Disclaimer: I am sure y'all know the drill. Nope don't own them! Nope no money made either! This is just a PWP piece that bugged me until I got it out of my system.
Thanks to my Betas Sarah and Lisa for their help, and to Michelle (my evil twin) for egging me on. If you like it please let me know, if you don't please no flames!
I can here the voices around me, and I feel the tight grip on my hand, but it is getting dark. From a distance I hear a voice calling me Come on man, dont do this, ya gotta stay here with us. I try again to focus on the concerned blue eyes. This time I smile before I give in to the darkness. It is so much better than the pain.
Beep, Beep, Beep. When I first wake up a familiar sound greets me. It is loud and very annoying. The next thing I notice is a very strong antiseptic smell, a hospital how wonderful. How many times has this happened? Too many to count, but usually I am the one waiting in those hard plastic chairs.
I crack open my eyes and groan. The others are at my side in an instant. One is missing! Vin! Oh god am I too late? Have I lost another family member? Before I can call out again he is there, his soothing voice letting me know everything is alright and I can go back to sleep.
Next time I wake it is a little more painful, they must be cutting back on the pain meds.

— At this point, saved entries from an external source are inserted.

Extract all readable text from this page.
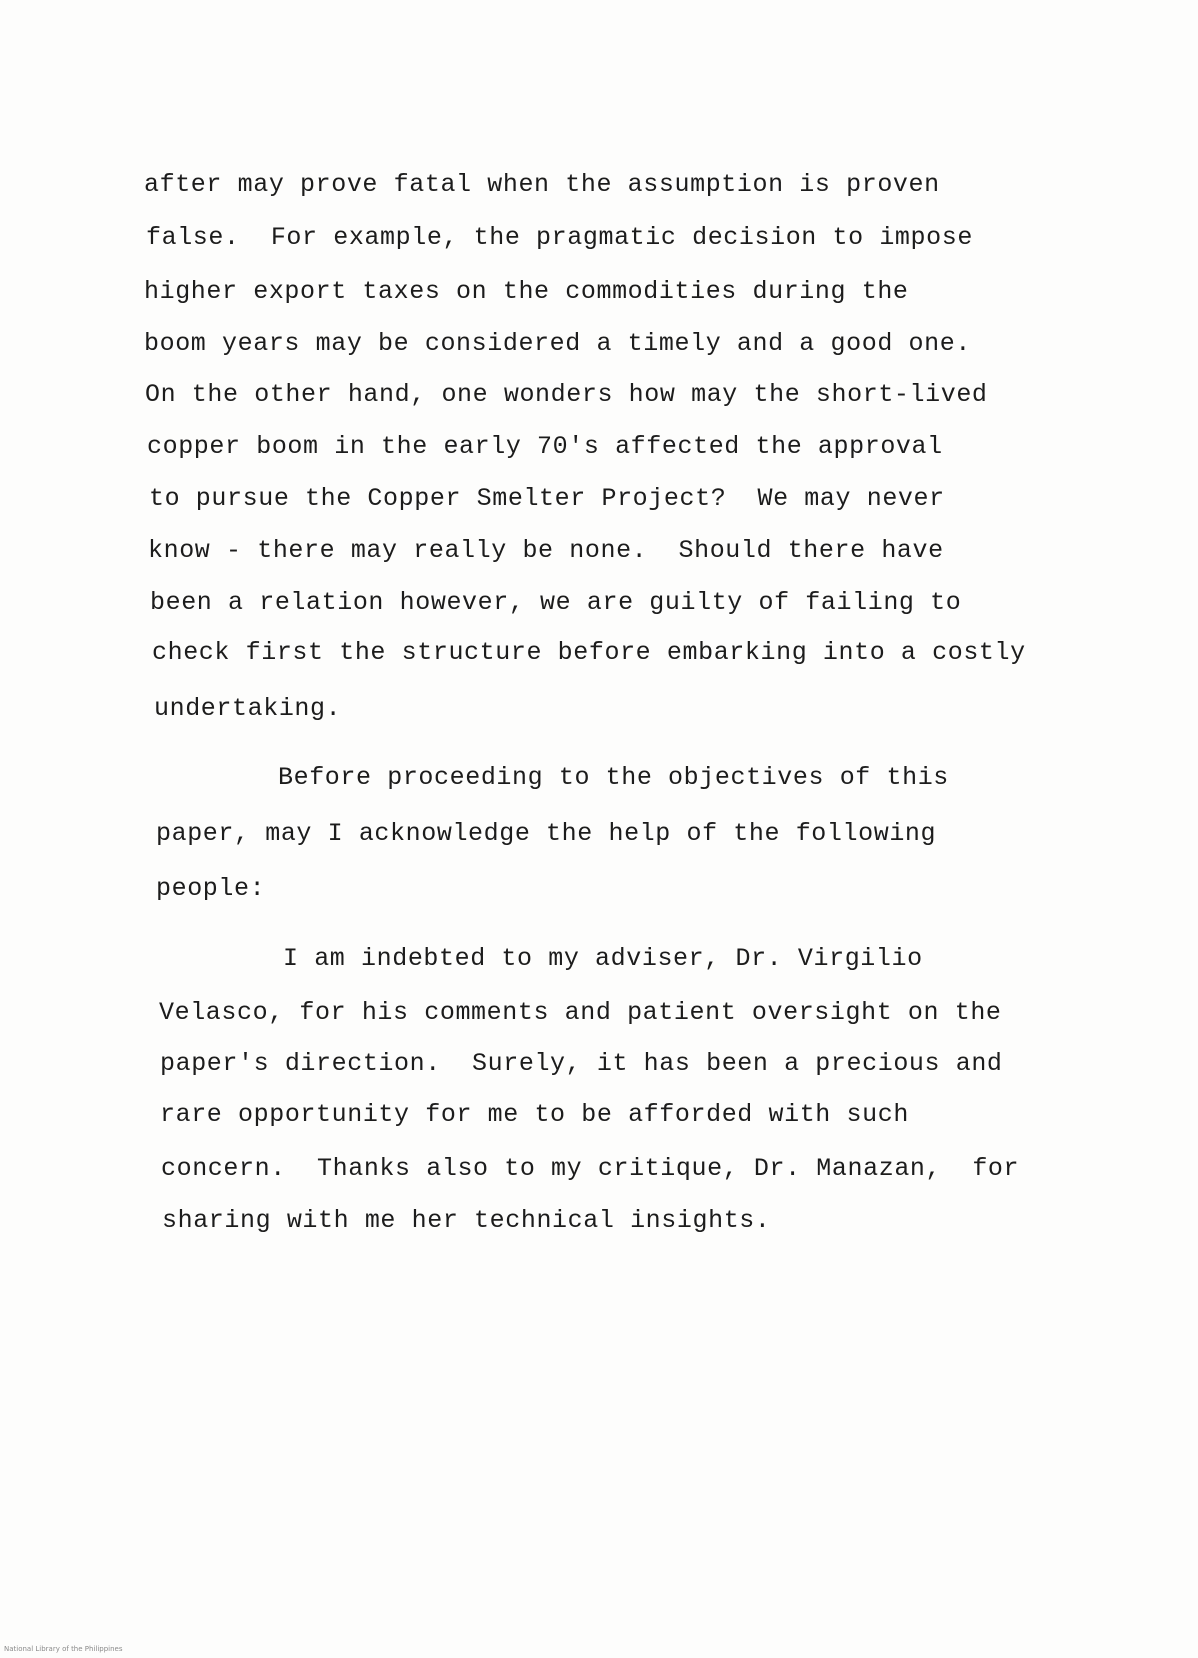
after may prove fatal when the assumption is proven
false.  For example, the pragmatic decision to impose
higher export taxes on the commodities during the
boom years may be considered a timely and a good one.
On the other hand, one wonders how may the short-lived
copper boom in the early 70's affected the approval
to pursue the Copper Smelter Project?  We may never
know - there may really be none.  Should there have
been a relation however, we are guilty of failing to
check first the structure before embarking into a costly
undertaking.
Before proceeding to the objectives of this
paper, may I acknowledge the help of the following
people:
I am indebted to my adviser, Dr. Virgilio
Velasco, for his comments and patient oversight on the
paper's direction.  Surely, it has been a precious and
rare opportunity for me to be afforded with such
concern.  Thanks also to my critique, Dr. Manazan,  for
sharing with me her technical insights.
National Library of the Philippines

What fun. They are all still here. Standing guard is what we always call it. When they hear me stir they are back again. One checks my temperature, another gets me a drink, yet another starts asking about pain, JD runs to get a nurse, and Ezra stands at the foot of my bed grinning at me. God I hate it when he does that.
Dr Eaton comes in and shoos them all away, for this I am grateful. When I try to take a deep breath I hiss in pain, the stitches are still tender, that must be where the bullet went in. They are all on their feet at the sound, ready to hover again. The doctor waves them away and looks at me with pity. If he only knew. I could usually keep them in line, well sort of. Not today though, the pain meds have me feeling a little fuzzy, and I am already falling back to sleep.
It is getting better. I am able to sleep a lot, which is good because I dont have to look at them. I know they mean well, but the hovering is getting on my nerves. I am a grown man for crying out loud. I dont need them to adjust the bed, or change the TV channels; JD even dumped ice water in my lap today trying to get me to drink. Then he wanted to change my gown. But when Vin offered to wipe my ass, well that was enough! OUT! I know my yell was heard on the 5th floor, and honestly it made me proud. But my glare wasn't nearly effective enough. Oh, they left for a while, but they will be back. They always come back.
They are vultures I tell you! Picking at me. Today they tried to brush my hair, and dont even get me started about blankets. One will decide I am too cold and pile them on, and a few moments later another will decide I am too warm and take them off. If I have another hand on my cheek or forehead checking on my temperature, honest to god I will shoot someone!
A few short days ago I was a respected member of this team. Thanks to a small chunk of lead I have been reduced to a child, if I had known it would be this type of hell I would have let the gunman kill me. At least I wouldnt suffer like this.
But the good news is I get to have solid food today. But now the hovering masses have decided to feed me. Ok, now Buck is making airplane noises. I really am going to shoot him! I am not a child leave me alone! I feel like I am saying this for the millionth time. No one listens, so I pout! I really think they are enjoying this. They know I cant kill them from a hospital bed and with only one good arm.
Finally I can go home, maybe there will be peace there. Before the doctor comes in for my final check up, I get yet another once over from the hen house. They laugh when I call them that, but honest to god after five days of them hovering I can see the feathers and hear the clucking of six mother hens.
Here they go again, Am I in pain? Am I nauseous? Am I dizzy? And even, have I taken a shit? They ought to know, I can't even be alone in the toilet, someone is always hovering outside the door waiting to help me back to bed.
Finally the Doctor is here to release me. The rest of the team are asked to leave and they file out one at a time. JD puts my water within easy reach, Buck fluffs my pillow again, Josiah feels my forehead once more for good measure, Ezra flashes another of those hated grins and dims the lights, and Vin picks up yet another blanket and covers my legs. Before he leaves he grabs my hand. Thank ya for savin my life. Then he silently follows the rest into the hall.
The last man to leave gives me a cocky grin. When hes all done, Ill take ya home with me, where I can take care of ya.
When I try to protest his grin gets even wider. Paybacks a bitch. Now be a good boy Nathan and do what the doctor orders."
I can hear them laughing at his words as Chris joins the rest of the hens.